Regarding high-LET exposures (e.g., C-ions), their specificity appears to rely on two main features, (1) the precise targeting of tumors (including radioresistant ones, such as glioblastoma and pancreas) associated with a high local energy deposition, and (2) in the very high ability to induce mitochondrial dysfunction associated with non-irreversible apoptosis, i.e., inhibition of anastasis together with down-regulation of general and selective autophagy (mitophagy). Both contribute to the very high RBE (>3) typical for high-LET radiation. Furthermore, the high level of mitochondrial dysfunction generated, in part associated with the ER- and the UPR-stress responses, then leads very efficiently to abscopal and immunogenic responses limiting inflammatory immune effects. Some of these features can, at least partially, be found with other accelerated high-LET particles (α-particles and accelerated oxygen, silicon, neon and iron ions).

It is thought that the destructive power of highly dense ionization tracks causes mitochondrial dysfunction, metabolic distress and widespread ROS that can overwhelm even resistant cancer cell and cancer stem cell defenses. Apparently, these particles (C-ions) may leave some space for the activation of neighboring cells and especially, circulating active immune cells to react, recognize and eliminate aberrant cancer cells and inhibit tumor growth and metastasis formation.

This has important consequences for therapeutic outcomes of hadron therapy using CIRT. In fact, many clinical observations and trials on patients with radioresistant solid tumors (head and neck, glioblastoma, pancreas, etc.) revealed that CIRT yields more beneficial and favorable long-term outcomes, i.e., fewer side effects or less metastasis and secondary cancers [416,456]. In particular, radioresistant tumor types such as glioblastoma, chondrosarcoma and head and neck cancers, non-small cell lung cancers, hepatocellular carcinoma, colorectal and gastrointestinal cancers, sinonasal malignancies, prostate and gynecological cancers have been successfully treated [456,477,478,492,493,494,495,496,497,498,499,500]. For that the radiation quality of C-ions matters a lot.

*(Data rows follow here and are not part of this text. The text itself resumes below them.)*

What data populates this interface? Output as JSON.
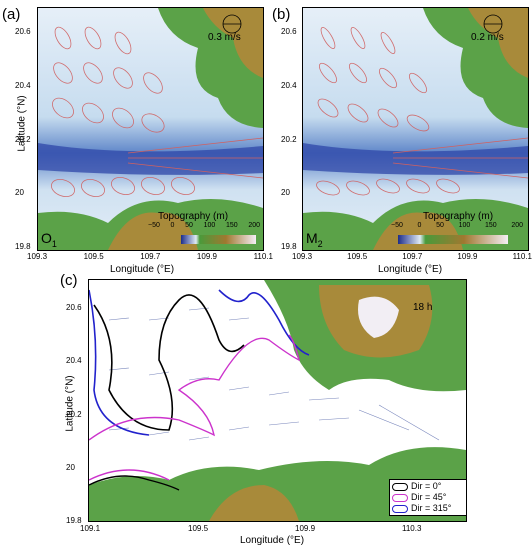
{
  "figure": {
    "panels": [
      {
        "letter": "(a)",
        "constituent": "O",
        "subscript": "1",
        "scale_label": "0.3 m/s",
        "colorbar_title": "Topography (m)",
        "colorbar_ticks": [
          "−50",
          "0",
          "50",
          "100",
          "150",
          "200"
        ],
        "x_ticks": [
          "109.3",
          "109.5",
          "109.7",
          "109.9",
          "110.1"
        ],
        "y_ticks": [
          "20.6",
          "20.4",
          "20.2",
          "20",
          "19.8"
        ],
        "xlabel": "Longitude (°E)",
        "ylabel": "Latitude (°N)"
      },
      {
        "letter": "(b)",
        "constituent": "M",
        "subscript": "2",
        "scale_label": "0.2 m/s",
        "colorbar_title": "Topography (m)",
        "colorbar_ticks": [
          "−50",
          "0",
          "50",
          "100",
          "150",
          "200"
        ],
        "x_ticks": [
          "109.3",
          "109.5",
          "109.7",
          "109.9",
          "110.1"
        ],
        "y_ticks": [
          "20.6",
          "20.4",
          "20.2",
          "20",
          "19.8"
        ],
        "xlabel": "Longitude (°E)"
      },
      {
        "letter": "(c)",
        "time_label": "18 h",
        "x_ticks": [
          "109.1",
          "109.5",
          "109.9",
          "110.3"
        ],
        "y_ticks": [
          "20.6",
          "20.4",
          "20.2",
          "20",
          "19.8"
        ],
        "xlabel": "Longitude (°E)",
        "ylabel": "Latitude (°N)",
        "legend": [
          {
            "label": "Dir = 0°",
            "color": "#000000"
          },
          {
            "label": "Dir = 45°",
            "color": "#cc33cc"
          },
          {
            "label": "Dir = 315°",
            "color": "#2222cc"
          }
        ]
      }
    ],
    "colors": {
      "land_green": "#4a9a3a",
      "land_brown": "#a07830",
      "shallow": "#dfeaf4",
      "deep": "#1d2d8a",
      "ellipse": "#e06060"
    }
  }
}
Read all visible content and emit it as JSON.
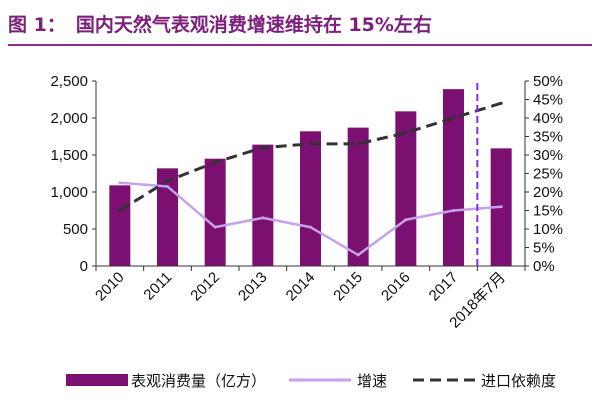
{
  "title": {
    "number": "图 1：",
    "text": "国内天然气表观消费增速维持在 15%左右"
  },
  "colors": {
    "bar": "#7c0f72",
    "growth": "#c7a0ec",
    "import": "#333333",
    "divider": "#8a2be2",
    "title": "#7b1f7b"
  },
  "chart_data": {
    "type": "bar",
    "categories": [
      "2010",
      "2011",
      "2012",
      "2013",
      "2014",
      "2015",
      "2016",
      "2017",
      "2018年7月"
    ],
    "series": [
      {
        "name": "表观消费量（亿方）",
        "type": "bar",
        "axis": "left",
        "values": [
          1090,
          1320,
          1450,
          1640,
          1820,
          1870,
          2090,
          2390,
          1590
        ]
      },
      {
        "name": "增速",
        "type": "line",
        "axis": "right",
        "values": [
          22.5,
          21.5,
          10.5,
          13,
          10.5,
          3,
          12.5,
          15,
          16
        ]
      },
      {
        "name": "进口依赖度",
        "type": "line",
        "style": "dashed",
        "axis": "right",
        "values": [
          15,
          23,
          28,
          32,
          33,
          33,
          36,
          40,
          44
        ]
      }
    ],
    "y_left": {
      "range": [
        0,
        2500
      ],
      "ticks": [
        "0",
        "500",
        "1,000",
        "1,500",
        "2,000",
        "2,500"
      ]
    },
    "y_right": {
      "range": [
        0,
        50
      ],
      "ticks": [
        "0%",
        "5%",
        "10%",
        "15%",
        "20%",
        "25%",
        "30%",
        "35%",
        "40%",
        "45%",
        "50%"
      ]
    },
    "legend": {
      "position": "bottom",
      "items": [
        "表观消费量（亿方）",
        "增速",
        "进口依赖度"
      ]
    },
    "grid": false
  }
}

In addition, the effects of C-ion irradiation can be increased further through inhibition of DDRs and immune checkpoints [501,502,503].

Interestingly, very recent data reveal that somewhat similar results may be obtained with conventional RT in combination with DNA repair and immune checkpoint inhibitors [501,504,505,506] and also with the new evolving technique using high intensity short FLASH IR exposures [507,508,509,510,511,512]. Moreover, these approaches were also able to attenuate inflammatory and fibrotic responses as well as the formation of metastasis and secondary cancers. Thus, it is of great interest to explore further the involvement of radiation-induced mitochondrial dysfunction in these favorable anticancer therapies employing low- and high-LET RTs including CIRT.

Herein, clear evidence is provided that depending on radiation quality and cell and tissue type, important radiosensitization can be achieved not only by modulating mitochondrial metabolism but also by mitochondria-mediated intra- and intercellular signaling and activation of the innate and adaptive immune systems.